Ghana’s cedi is expected to firm in the days ahead, boosted by IMF signals this week that the country could receive the next disbursement under its $918 million credit programme.
The local currency, which has strengthened 1.8 percent since January, was trading at 4.4500 by mid-morning on Thursday, up from 4.4575 a week ago.
There is also anticipation of a three-year bond issue which could pull in offshore investors, boosting dollar supplies, said Raphael Adubila of Accra-based Northstar Home Finance.
The Nigerian naira is likely to remain stable, supported by dollar flows from exporters and the central bank’s interventions in the currency market, traders said.
Traders said the economy was recovering after a recession, helping to support the country’s two-year old multiple exchange system, which has been criticised by the International Monetary Fund.

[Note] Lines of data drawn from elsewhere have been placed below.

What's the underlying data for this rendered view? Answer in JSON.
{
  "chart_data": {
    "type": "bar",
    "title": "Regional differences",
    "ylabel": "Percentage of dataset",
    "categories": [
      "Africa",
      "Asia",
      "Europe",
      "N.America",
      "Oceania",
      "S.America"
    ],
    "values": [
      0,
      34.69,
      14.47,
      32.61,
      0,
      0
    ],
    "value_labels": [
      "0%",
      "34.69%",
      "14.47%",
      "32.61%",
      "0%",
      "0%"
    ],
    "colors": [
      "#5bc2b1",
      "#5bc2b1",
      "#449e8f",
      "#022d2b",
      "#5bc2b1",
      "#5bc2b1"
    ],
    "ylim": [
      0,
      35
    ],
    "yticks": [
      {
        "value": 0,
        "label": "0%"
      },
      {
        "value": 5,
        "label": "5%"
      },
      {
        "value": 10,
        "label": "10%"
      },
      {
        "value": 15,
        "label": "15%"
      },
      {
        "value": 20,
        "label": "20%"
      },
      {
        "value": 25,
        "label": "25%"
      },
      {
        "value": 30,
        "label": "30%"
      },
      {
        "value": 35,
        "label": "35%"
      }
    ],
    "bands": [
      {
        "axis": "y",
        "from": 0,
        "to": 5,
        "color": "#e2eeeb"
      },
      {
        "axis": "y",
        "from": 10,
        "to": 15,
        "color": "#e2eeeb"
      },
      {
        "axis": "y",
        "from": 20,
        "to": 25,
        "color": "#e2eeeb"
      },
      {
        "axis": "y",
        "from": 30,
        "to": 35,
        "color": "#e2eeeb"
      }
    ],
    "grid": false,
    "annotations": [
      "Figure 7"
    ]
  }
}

On the official market, the naira was quoted at around 305.80, supported by the central bank. It traded at 360 per dollar for investors.
The Kenyan shilling is expected to trade in a tight range against the dollar in the coming week supported by offshore interest in government debt as market players eye fresh factors to determine price direction, traders said.
Commercial banks quoted the shilling at 101.20/30 per dollar, the same as last Thursday’s close.
“We need to watch out for fresh factors in the near term... the appetite for Kenyan paper is positive,” said a trader from a commercial bank.
The Tanzanian shilling is expected to remain trading in a stable range against the dollar in the days ahead, helped by subdued demand for greenbacks from importers.
Commercial banks quoted the shilling at 2,255/2,260 to the dollar on Thursday, weaker than 2,253/2,258 a week ago.